It was a confusing and disturbing time last week for the deaf community of Victoria, for Auslan students at TAFE, and for those of us who work for and with deaf community organisations.

Last Monday, Kangan Institute of TAFE announced that, following cutbacks to the TAFE sector, it planned to close down the only full-time diploma in Auslan in the state (in fact, one of only two such courses in the entire country). Unlike other part-time TAFE or undergraduate university Auslan classes, the Auslan diploma is a two-year full-time course that provides the closest approximation to an immersion program currently available: it takes beginner level students and turns many of them into signers competent enough to gain entry into the one-year diploma in Auslan/English interpreting at RMIT University.

Without this course, a community already short of adequate interpreter provision would be further disadvantaged.

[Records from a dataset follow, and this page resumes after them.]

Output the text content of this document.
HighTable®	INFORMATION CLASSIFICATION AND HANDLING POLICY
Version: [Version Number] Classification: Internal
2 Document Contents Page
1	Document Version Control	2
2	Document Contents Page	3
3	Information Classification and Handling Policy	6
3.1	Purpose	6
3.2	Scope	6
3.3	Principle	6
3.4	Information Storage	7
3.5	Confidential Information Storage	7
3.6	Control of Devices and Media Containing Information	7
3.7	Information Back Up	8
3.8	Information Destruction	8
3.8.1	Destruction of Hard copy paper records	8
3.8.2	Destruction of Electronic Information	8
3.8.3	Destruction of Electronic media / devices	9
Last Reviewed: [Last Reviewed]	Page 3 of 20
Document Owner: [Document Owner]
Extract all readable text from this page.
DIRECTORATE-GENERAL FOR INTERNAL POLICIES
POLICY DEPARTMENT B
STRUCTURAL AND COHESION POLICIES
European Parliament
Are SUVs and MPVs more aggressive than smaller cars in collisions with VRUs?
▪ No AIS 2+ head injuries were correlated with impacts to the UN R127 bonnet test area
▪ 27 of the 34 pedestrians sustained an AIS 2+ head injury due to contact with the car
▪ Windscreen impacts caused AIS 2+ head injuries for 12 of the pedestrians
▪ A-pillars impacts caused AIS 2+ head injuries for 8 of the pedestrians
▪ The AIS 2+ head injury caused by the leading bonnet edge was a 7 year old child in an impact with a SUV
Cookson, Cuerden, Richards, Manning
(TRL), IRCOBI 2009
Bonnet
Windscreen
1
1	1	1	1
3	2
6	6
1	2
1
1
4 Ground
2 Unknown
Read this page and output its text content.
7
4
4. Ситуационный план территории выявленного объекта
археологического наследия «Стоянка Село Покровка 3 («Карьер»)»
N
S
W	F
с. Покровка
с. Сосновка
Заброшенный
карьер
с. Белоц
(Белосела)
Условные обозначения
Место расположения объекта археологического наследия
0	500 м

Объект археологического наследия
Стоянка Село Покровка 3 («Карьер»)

Following questions by Greens MP Colleen Hartland about this issue — rightly framed as a human rights issue — the Victorian minister for higher education and skills, Peter Hall, issued a press release claiming that the state government was hoping to work with the Deaf Society of New South Wales, a registered training organisation, to provide Auslan training in Victoria. Clearly the government is quite unaware that the dialect of Auslan used in NSW is quite distinct from the Victorian dialect, including significant lexical differences. The Deaf Society of NSW issued a response on its Facebook page denying any involvement that the government had implied:

“The Department [of Higher Education] did not contact the Deaf Society of NSW before making this statement and the Department did not contact the Deaf Society of NSW to offer any subsidies.

“The only role the Deaf Society of NSW wants to play in the Kangan crisis is to support Kangan to continue to provide its Auslan courses.”

Deaf community organisations in the state are critical of the cuts. VicDeaf issued a video statement (in Auslan, appropriately) calling for the government and Kangan to reconsider cutting this important course, and Deaf Victoria issued a statement shortly thereafter, condemning the cuts and warning of “a worsening situation of shortage of interpreters”. Disappointed Auslan students quickly formed a Facebook group Save Auslan @Kangan on the day of the announcement and soon accrued more than 4000 supporters and an online petition is coming close to collecting 6000 signatures.

On Thursday, significant numbers of Auslan students staged a protest rally at Parliament House, and more questions followed in state parliament. Peter Hall has apologised about the misunderstanding created by the suggestion that the Deaf Society of NSW would deliver training in Victoria, and has promised to work with Kangan TAFE and other providers to ensure the continuation of these programs.

Despite this, the TAFE students are planning another protest on Wednesday (May 30), a Save Auslan courses website is under construction, T-shirts are being printed and a @SaveAuslanVIC Twitter account is active. Radio and television interviews have followed, and a heartfelt article appeared in The Age. In it, Karen McQuigg wonders how the Victorian government can axe the course when it has a clear commitment to the National Disability Plan and its own State Disability Plan, as well as an objective to “take new measures to protect the most vulnerable Victorians” and to “drive economic activity, productivity and jobs”.

It has always seemed to me that the complex reality of Australia’s deaf community as representing both a group of people living with a “disability” and as a uniquely Australian linguistic minority has simply proven too difficult for government to fully understand. Auslan is a sign language that has developed into a distinct variety from the British Sign Language brought to this country by deaf immigrants in the early 19th century, and thus represents a linguistic tradition that is almost as old as Australian English itself. While it was the language of instruction used in the first schools for deaf children established in 1860 in Sydney and Melbourne, it was later sidelined in deaf education for a significant part of the 20th century, and even at one point became a language that was only learnt in secret in the dormitories and playgrounds of residential deaf schools.

Auslan made a return to deaf education in the last two decades of the past century and at the same time, teaching Auslan as a second language began in earnest in TAFE colleges and at a small number of universities around the country. A printed and on-line dictionary of the language has been produced but much more work needs to be done. Curricula for teaching have become available, and an introductory textbook on Auslan linguistics has been published but no reference grammar has as yet been written, and much about Auslan structure and use remains undescribed. As a result, teaching Auslan and training Auslan/English interpreters remains a considerably under-resourced area, despite its importance for assisting to integrate and empower deaf people in the education system and in the workplace.